Faire le plein : Les 60 minutes de privation sensorielle d’un écrivain

Cette histoire a été publiée à l’origine en août 2015.

Il ne m’était pas vraiment venu à l’esprit d’avoir peur de flotter dans un réservoir sombre et scellé par le haut jusqu’à ce qu’une amie plus courageuse et mieux adaptée me dise qu’elle avait toujours eu une envie secrète d’essayer mais qu’elle avait peur. « Peur de quoi ? » J’ai demandé, bien qu’à ce moment-là, mon esprit se soit mis à courir vers les extrêmes : l’air lourd, la terreur de l’enfermement, le risque de s’endormir et d’inhaler de l’eau. Je m’imaginais tiré de la cuve comme Jason Bourne hors de la Méditerranée, techniquement vivant mais sans souvenirs de la vie. (« J’ai des compétences professionnelles que je ne comprends pas ! » Je criais. « Je peux rester assis à un bureau pendant une période extrêmement longue ! ») La flottaison, connue sous le nom de thérapie de stimulation environnementale restreinte (REST), promet de nombreux avantages pour le mode de vie, notamment un calme durable, une pensée créative accrue et une plus grande souplesse de la peau. Cependant, alors que l’heure de ma première immersion approchait, j’ai commencé à me demander si je ne me trouverais pas plus calme dans un endroit qui n’imiterait pas l’expérience exacte de la mort.

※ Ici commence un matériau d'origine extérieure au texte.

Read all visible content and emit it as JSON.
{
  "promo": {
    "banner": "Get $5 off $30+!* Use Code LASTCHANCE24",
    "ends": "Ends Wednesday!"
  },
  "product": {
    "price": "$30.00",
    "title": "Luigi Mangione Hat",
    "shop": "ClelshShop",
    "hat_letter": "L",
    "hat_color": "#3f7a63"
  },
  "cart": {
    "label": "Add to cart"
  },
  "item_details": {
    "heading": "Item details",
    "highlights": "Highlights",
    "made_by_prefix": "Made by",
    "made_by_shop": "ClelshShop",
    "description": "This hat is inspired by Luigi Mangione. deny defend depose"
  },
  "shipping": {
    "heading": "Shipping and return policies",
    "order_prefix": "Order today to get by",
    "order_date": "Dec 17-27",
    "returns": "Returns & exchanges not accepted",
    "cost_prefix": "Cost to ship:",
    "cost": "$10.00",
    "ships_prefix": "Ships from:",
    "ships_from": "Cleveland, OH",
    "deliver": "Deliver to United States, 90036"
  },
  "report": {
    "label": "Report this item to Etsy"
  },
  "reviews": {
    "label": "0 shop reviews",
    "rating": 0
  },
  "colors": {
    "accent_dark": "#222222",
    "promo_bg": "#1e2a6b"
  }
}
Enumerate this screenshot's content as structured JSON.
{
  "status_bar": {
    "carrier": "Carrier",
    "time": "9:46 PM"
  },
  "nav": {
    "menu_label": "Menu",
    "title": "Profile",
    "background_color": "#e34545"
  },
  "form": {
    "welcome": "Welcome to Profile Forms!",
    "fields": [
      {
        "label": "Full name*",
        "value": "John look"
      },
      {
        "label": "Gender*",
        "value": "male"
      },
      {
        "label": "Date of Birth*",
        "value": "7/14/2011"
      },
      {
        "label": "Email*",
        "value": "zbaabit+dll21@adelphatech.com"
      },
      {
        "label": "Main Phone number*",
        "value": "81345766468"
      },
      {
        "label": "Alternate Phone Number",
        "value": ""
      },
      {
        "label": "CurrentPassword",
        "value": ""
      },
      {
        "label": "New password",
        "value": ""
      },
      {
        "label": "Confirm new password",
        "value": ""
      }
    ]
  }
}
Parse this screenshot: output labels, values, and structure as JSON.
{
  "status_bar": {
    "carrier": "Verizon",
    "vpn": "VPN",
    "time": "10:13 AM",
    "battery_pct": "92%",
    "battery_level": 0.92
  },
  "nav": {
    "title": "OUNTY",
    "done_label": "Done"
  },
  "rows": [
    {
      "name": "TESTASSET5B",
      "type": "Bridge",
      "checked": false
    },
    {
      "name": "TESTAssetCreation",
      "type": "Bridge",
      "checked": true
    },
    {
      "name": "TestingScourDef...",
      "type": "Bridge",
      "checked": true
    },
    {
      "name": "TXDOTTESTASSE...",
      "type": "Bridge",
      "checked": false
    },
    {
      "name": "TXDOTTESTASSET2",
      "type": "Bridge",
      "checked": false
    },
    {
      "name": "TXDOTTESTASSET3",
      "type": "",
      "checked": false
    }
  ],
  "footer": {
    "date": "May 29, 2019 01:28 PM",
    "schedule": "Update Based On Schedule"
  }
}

Les caissons de privation sensorielle, autrefois populaires auprès des stoners, des génies scientifiques et du genre de personnes qui préfèrent polir leurs propres cristaux de chakra, réintègrent notre culture sous des formes thérapeutiques plus courantes. Il est désormais possible de s’allonger dans l’un d’entre eux après le déjeuner, tout comme on peut se rendre dans un spa, sauf que les bassins, contrairement aux spas, sont destinés non seulement à aider le corps mais aussi à servir l’esprit. Une cuve REST est remplie d’une dizaine de centimètres d’eau dans laquelle ont été dissous mille livres de sels d’Epsom. Cette solution, presque saturée, est si flottante qu’il est impossible de ne pas flotter dedans, même avec un effort. Et l’eau est exactement à la température du corps, ce qui masque la sensation normale d’avoir des membres discrets dans l’espace ; les oreilles du flotteur coulent juste en dessous de la ligne de flottaison, ne laissant que deux sens – l’odorat et le goût – intacts. La plupart des gens n’ont jamais passé de temps sans vue, sans son et sans sensation depuis qu’ils ont quitté l’utérus. Une bonne partie de l’intrigue des caissons de flottaison entoure la question de la réponse du cerveau dans des conditions aussi bizarres.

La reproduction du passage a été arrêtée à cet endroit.